The unlikely resurgence of the greeting card industry

By Joanne E. McNeish

Forty years ago, the sending and receiving of Christmas greeting cards was one of the steps in declaring adulthood and establishing one’s own home. Part of becoming an adult was communicating the year’s events to family and friends.

In the Christmas letter that went with the card, there was some bragging about the good things in one’s life but it was also a vehicle to let people know about deaths or difficulties.

As Christmas became more about persuading consumers to buy, greeting card companies understood this. They grew their sales by offering greater varieties of cards, including boxed sets and charitable cards. Businesses began sending greeting cards to each other as a thank you for the work done together that year.

What had once been an important personal act of communication between the sender and receiver morphed into another job to do.

Today many of us use Facebook or Instagram to communicate the daily details of our life and to keep our network of family and friends up to date. Without any effort from us, Facebook even produces a video of a “year in our life” based on our postings. Where then does the holiday greeting card and Christmas letter fit in all of this digital communication?

A new vibrant craft industry

Large greeting card companies have seen revenue declines. But a smaller, vibrant craft industry in cards has emerged, and surprisingly, it’s attracting a new, younger customer. While the two generational cohorts before them valued the convenience and speed of digital communication, those born between 1981 and 2000 seek a slower and personal way of doing things.

Part of the reason for this is that adults under 40 years of age grew up with the many risks associated with digital information and devices such as fraud, loss of privacy and identify theft. This group has surprised many with their preference for retro technologies such as beautiful pens, paper books, paper bills and vinyl records.

 
The unlikely resurgence of the greeting card industry | DeviceDaily.com
[Photo: Kyle Glenn/Unsplash]

Regardless of Facebook or Instagram, we still long to have a hand in summing up the year’s events and sharing them with others. Thus, the digital age has also seen a growth in self-produced greeting cards. Instead of a letter documenting the year’s events, a single photo or photo montage are selected by the sender to convey the year’s events. Creating a paper card, writing a letter, or sending a picture postcard means we have an excuse to engage with the images in our digital “shoe boxes.”

The meaning of paper: More than the message

The resilience of paper documents, including greeting cards and Christmas letters, has been a surprise to many. Those who created digital content systems assumed that they could figuratively scrap the data off the paper, dump the data into a digital system and discard the paper. In reality, the paper was perceived by many to have meaning beyond its function as a data-carrying device.

Information presented on paper provides signals to us, the reader, about the importance of certain information, break points and is presented as the author intended. There is no computer, tablet or phone altering the author’s design and layout. Paper is the “device” that provides consistency between the writer and the reader.

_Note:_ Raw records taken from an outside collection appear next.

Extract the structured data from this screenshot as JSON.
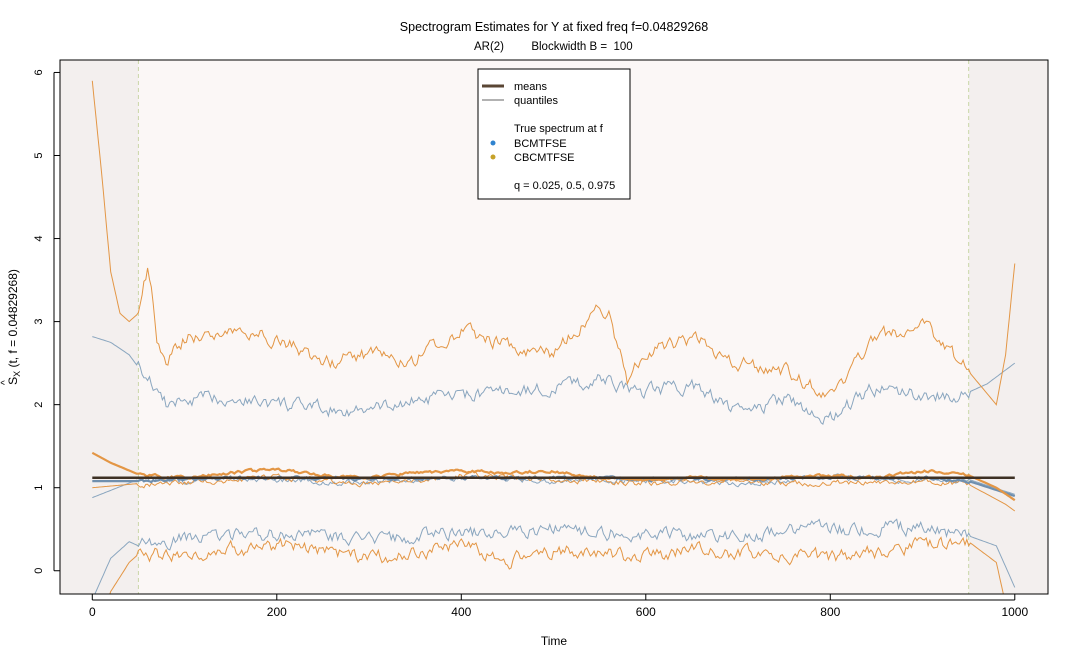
{
  "chart_data": {
    "type": "line",
    "title": "Spectrogram Estimates for Y at fixed freq f=0.04829268",
    "subtitle_left": "AR(2)",
    "subtitle_right": "Blockwidth B =  100",
    "xlabel": "Time",
    "ylabel": "Ŝ_X (t, f = 0.04829268)",
    "ylabel_main": "S",
    "ylabel_hat": "^",
    "ylabel_sub": "X",
    "ylabel_rest": " (t, f = 0.04829268)",
    "xlim": [
      -35,
      1036
    ],
    "ylim": [
      -0.28,
      6.15
    ],
    "xticks": [
      "0",
      "200",
      "400",
      "600",
      "800",
      "1000"
    ],
    "yticks": [
      "0",
      "1",
      "2",
      "3",
      "4",
      "5",
      "6"
    ],
    "boundary_lines": [
      50,
      950
    ],
    "true_spectrum": 1.12,
    "legend": {
      "placement": "top-center",
      "means": "means",
      "quantiles": "quantiles",
      "true_spectrum": "True spectrum at f",
      "bcmtfse": "BCMTFSE",
      "cbcmtfse": "CBCMTFSE",
      "q": "q = 0.025, 0.5, 0.975"
    },
    "series": [
      {
        "name": "BCMTFSE",
        "quantile": 0.975,
        "color": "#8aa6bf",
        "x": [
          0,
          20,
          40,
          50,
          55,
          60,
          70,
          80,
          100,
          150,
          200,
          250,
          300,
          350,
          400,
          450,
          500,
          550,
          600,
          650,
          700,
          750,
          800,
          850,
          900,
          950,
          970,
          1000
        ],
        "y": [
          2.82,
          2.75,
          2.6,
          2.45,
          2.4,
          2.3,
          2.2,
          2.0,
          2.05,
          2.1,
          2.0,
          1.95,
          1.92,
          2.05,
          2.1,
          2.15,
          2.2,
          2.3,
          2.15,
          2.25,
          1.9,
          2.05,
          1.85,
          2.2,
          2.1,
          2.15,
          2.25,
          2.5
        ]
      },
      {
        "name": "CBCMTFSE",
        "quantile": 0.975,
        "color": "#e39645",
        "x": [
          0,
          10,
          20,
          30,
          40,
          50,
          55,
          60,
          65,
          70,
          80,
          100,
          150,
          200,
          250,
          300,
          350,
          400,
          450,
          500,
          550,
          560,
          580,
          600,
          650,
          700,
          750,
          800,
          850,
          900,
          950,
          980,
          990,
          1000
        ],
        "y": [
          5.9,
          4.8,
          3.6,
          3.1,
          3.0,
          3.1,
          3.4,
          3.6,
          3.3,
          2.7,
          2.5,
          2.8,
          2.9,
          2.8,
          2.5,
          2.6,
          2.55,
          2.9,
          2.7,
          2.6,
          3.2,
          3.1,
          2.3,
          2.6,
          2.8,
          2.5,
          2.4,
          2.1,
          2.8,
          2.95,
          2.4,
          2.0,
          2.6,
          3.7
        ]
      },
      {
        "name": "BCMTFSE",
        "quantile": 0.5,
        "color": "#8aa6bf",
        "x": [
          0,
          50,
          100,
          200,
          300,
          400,
          500,
          600,
          700,
          800,
          900,
          950,
          1000
        ],
        "y": [
          0.88,
          1.1,
          1.08,
          1.1,
          1.05,
          1.12,
          1.08,
          1.1,
          1.06,
          1.12,
          1.1,
          1.1,
          0.92
        ]
      },
      {
        "name": "CBCMTFSE",
        "quantile": 0.5,
        "color": "#e39645",
        "x": [
          0,
          50,
          100,
          200,
          300,
          400,
          500,
          600,
          700,
          800,
          900,
          950,
          990,
          1000
        ],
        "y": [
          1.0,
          1.05,
          1.06,
          1.12,
          1.05,
          1.15,
          1.1,
          1.05,
          1.08,
          1.05,
          1.08,
          1.04,
          0.8,
          0.72
        ]
      },
      {
        "name": "CBCMTFSE",
        "quantile": 0.025,
        "color": "#e39645",
        "x": [
          0,
          20,
          40,
          50,
          100,
          200,
          300,
          400,
          450,
          500,
          550,
          600,
          650,
          700,
          800,
          900,
          950,
          980,
          1000
        ],
        "y": [
          -0.9,
          -0.25,
          0.1,
          0.2,
          0.2,
          0.3,
          0.15,
          0.3,
          0.1,
          0.25,
          0.2,
          0.15,
          0.25,
          0.2,
          0.15,
          0.3,
          0.35,
          0.1,
          -0.9
        ]
      },
      {
        "name": "BCMTFSE",
        "quantile": 0.025,
        "color": "#8aa6bf",
        "x": [
          0,
          20,
          40,
          50,
          100,
          200,
          300,
          400,
          500,
          600,
          700,
          800,
          900,
          950,
          980,
          1000
        ],
        "y": [
          -0.35,
          0.15,
          0.35,
          0.3,
          0.4,
          0.45,
          0.38,
          0.45,
          0.5,
          0.45,
          0.42,
          0.5,
          0.52,
          0.42,
          0.3,
          -0.2
        ]
      },
      {
        "name": "BCMTFSE",
        "stat": "mean",
        "color": "#6f8fae",
        "x": [
          0,
          50,
          100,
          200,
          300,
          400,
          500,
          600,
          700,
          800,
          900,
          950,
          1000
        ],
        "y": [
          1.08,
          1.08,
          1.1,
          1.12,
          1.1,
          1.12,
          1.12,
          1.1,
          1.1,
          1.12,
          1.12,
          1.08,
          0.9
        ]
      },
      {
        "name": "CBCMTFSE",
        "stat": "mean",
        "color": "#e39645",
        "x": [
          0,
          20,
          50,
          100,
          150,
          200,
          250,
          300,
          350,
          400,
          450,
          500,
          550,
          600,
          650,
          700,
          750,
          800,
          850,
          900,
          950,
          980,
          1000
        ],
        "y": [
          1.42,
          1.3,
          1.16,
          1.12,
          1.18,
          1.22,
          1.15,
          1.12,
          1.18,
          1.2,
          1.18,
          1.2,
          1.12,
          1.1,
          1.12,
          1.1,
          1.12,
          1.15,
          1.12,
          1.2,
          1.15,
          1.0,
          0.85
        ]
      }
    ]
  }
}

The unlikely resurgence of the greeting card industry | DeviceDaily.com
[Photo: Annie Spratt/Unsplash]

Recorded information is considered permanent if it can meet three conditions: it remains usable, it is available for some period of time specified by the holder and it is under the control of the holder of the information. Digital information is dynamic and fluid, and while this is useful at times, more often it means that other people control the information, or even cause it to disappear altogether.

Collectively, we may be sending fewer cards, but those who do send them embrace it as part of the holiday experience and something that connects them more closely to those they care about. A paper card sent in the mail, chosen with the sender in mind, communicates more than the message inside. It speaks to the effort the sender made for the receiver and communicates the importance of that person in their life.

Research has explored how nostalgia works. It is evoked by sensory input, tangible objects that trigger memories of a homeland lost, people who are no longer in our lives or a longing for past events because they seem to be better in some way than the present. Greeting cards and Christmas letters support our memories of people and places.

Unlike digital information, some paper cards are saved long after their receipt. Their ability to engage three or four senses (touch, smell, feel and sight) makes them powerful as memory aids and emotional triggers. I haven’t yet cried reading an email, but I will admit to shedding tears over a wonderful message handwritten in a card from my son, and which I have carefully saved along with other treasures from his childhood. Who will you touch with a card or letter this holiday season?